I don't know where to begin with this. It is my own fault. It seems like nothing but I can't stop crying about it. DH and I have had a massive blow up over the weekend. I looked at his BlackBerry and saw recent email messages between him and an old (male) colleague discussing a woman they used to work with. It was a chain of emails and I read it as DH saying he'd been out for a drink with her, the old colleague saying he should have had a go on her and DH saying "yeah, I bet she was really dirty." I asked him about it and he says I've got it all wrong and that they'd never been out together except in a group, the old colleague was saying he (DH) should have had a go and that he'd said that about her as it was just something to say. He is really angry that I've looked at the emails and says that I'm always looking for something and he's right. I can't trust him.
We've been together for about 15 years after meeting at school and married for 7. We have two DS, aged 5 and 2. About 4 -5 months after I had DS1 I saw on our shared PC that DH had joined a dating website entering his personal details to meet women online. I confronted him about it and he said that he hadn't done it and that his old colleague had used his email address to join. I didn't believe this but let it go. Around the time there was also an issue regarding a pay per view porn channel he'd clearly signed us up to but denied all knowledge of. Since then there have been other things that I'd seen on his phone or the PC such as Facebook messages to women he'd worked with addressed to "Gorgeous." I admit that I am all over his phone and emails if he leaves them unlocked and I get the chance but it's because I don't trust him.

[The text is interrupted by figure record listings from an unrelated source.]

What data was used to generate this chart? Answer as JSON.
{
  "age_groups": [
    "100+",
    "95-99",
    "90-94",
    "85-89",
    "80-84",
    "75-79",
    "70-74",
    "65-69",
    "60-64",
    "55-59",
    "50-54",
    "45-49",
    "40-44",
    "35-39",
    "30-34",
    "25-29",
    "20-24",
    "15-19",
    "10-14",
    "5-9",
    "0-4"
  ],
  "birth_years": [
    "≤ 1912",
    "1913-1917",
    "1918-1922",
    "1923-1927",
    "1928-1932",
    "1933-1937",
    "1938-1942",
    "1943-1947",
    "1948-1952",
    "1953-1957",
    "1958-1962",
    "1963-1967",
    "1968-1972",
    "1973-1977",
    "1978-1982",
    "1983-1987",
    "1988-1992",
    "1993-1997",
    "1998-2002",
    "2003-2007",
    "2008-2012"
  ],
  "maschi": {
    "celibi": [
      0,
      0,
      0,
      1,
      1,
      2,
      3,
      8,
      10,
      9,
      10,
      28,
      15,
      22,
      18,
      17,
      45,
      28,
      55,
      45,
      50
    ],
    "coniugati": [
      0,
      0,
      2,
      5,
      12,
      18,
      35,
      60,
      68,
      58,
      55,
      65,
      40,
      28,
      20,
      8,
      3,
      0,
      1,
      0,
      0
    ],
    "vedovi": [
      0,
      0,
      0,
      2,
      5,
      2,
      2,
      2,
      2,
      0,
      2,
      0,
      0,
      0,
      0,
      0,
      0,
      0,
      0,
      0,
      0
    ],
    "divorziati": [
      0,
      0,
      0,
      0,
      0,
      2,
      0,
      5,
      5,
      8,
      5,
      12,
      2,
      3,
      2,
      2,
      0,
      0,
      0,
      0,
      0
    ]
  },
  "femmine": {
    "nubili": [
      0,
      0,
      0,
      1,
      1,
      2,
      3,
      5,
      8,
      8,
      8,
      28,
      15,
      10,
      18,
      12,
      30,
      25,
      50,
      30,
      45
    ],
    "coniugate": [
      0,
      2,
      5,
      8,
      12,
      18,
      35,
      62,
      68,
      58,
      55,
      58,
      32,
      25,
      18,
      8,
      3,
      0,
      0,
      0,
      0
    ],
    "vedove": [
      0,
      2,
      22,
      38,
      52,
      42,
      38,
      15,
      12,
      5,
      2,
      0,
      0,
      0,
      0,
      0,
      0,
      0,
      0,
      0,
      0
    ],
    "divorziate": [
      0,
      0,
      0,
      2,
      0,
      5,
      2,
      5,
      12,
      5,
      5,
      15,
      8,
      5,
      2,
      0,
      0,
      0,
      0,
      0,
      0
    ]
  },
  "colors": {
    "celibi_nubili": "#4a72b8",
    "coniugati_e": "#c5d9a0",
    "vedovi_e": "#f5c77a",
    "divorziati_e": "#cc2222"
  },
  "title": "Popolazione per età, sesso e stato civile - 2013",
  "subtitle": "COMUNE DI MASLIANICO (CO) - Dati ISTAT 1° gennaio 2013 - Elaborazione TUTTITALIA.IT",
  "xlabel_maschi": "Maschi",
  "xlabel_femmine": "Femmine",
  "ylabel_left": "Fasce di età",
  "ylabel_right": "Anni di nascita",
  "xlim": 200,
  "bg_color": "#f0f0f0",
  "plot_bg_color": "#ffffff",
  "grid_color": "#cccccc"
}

Writing this down and compared to some other posters on here this sounds like nothing but I am so upset. Generally we just jog along but today I'm really struggling and don't think I can get past this. We're up to our eyeballs in debt, owe money everywhere and to both sets of parents. He is mainly in charge of our finances and has lied in the past about managing them causing more difficulties with the debts. Our sex life is so so but we can go weeks without being intimate. He is not very affectionate, never cuddles me or asks how I am. After I had the DS I put on a lot of weight but have managed to lose a bit of this recently. He hasn't said a word and doesn't comment on how I look even if I feel I've made the effort and look good. He doesn't text or ring me unless it's to ask a specific question about arrangements for the DS or dinner etc and he has no pet names for me, I'm just kerchow. I think that's why I'm so upset about his comments about this woman and the messages I've seen. I'm nothing special to him, I'm just part of the fixtures and fittings of his life.
He's not in contact with the woman he was emailing about and I don't think he has been unfaithful but I'm so jealous. He is in sales and the thought of him flirting whether work related or otherwise makes me sick. In the past he has been to strip clubs on stag party's and this again drives me crackers.
In the past when I've tried to talk to him about this or other issues in the relationship such as the debt he'll just brush it off, telling me I'm unreasonable and that if I was nicer to him he'd be nicer to me. He says he does fancy me but that my attitude makes it difficult for him to be nice to me. It's not all one way obviously. I've got a terrible temper, can be a moaner and me going through his phone/emails etc is not on but I've just had enough. I feel like such a fool, making an effort for him, trying to make sure we and the DS have a good life when he clearly doesn't feel the same way about me.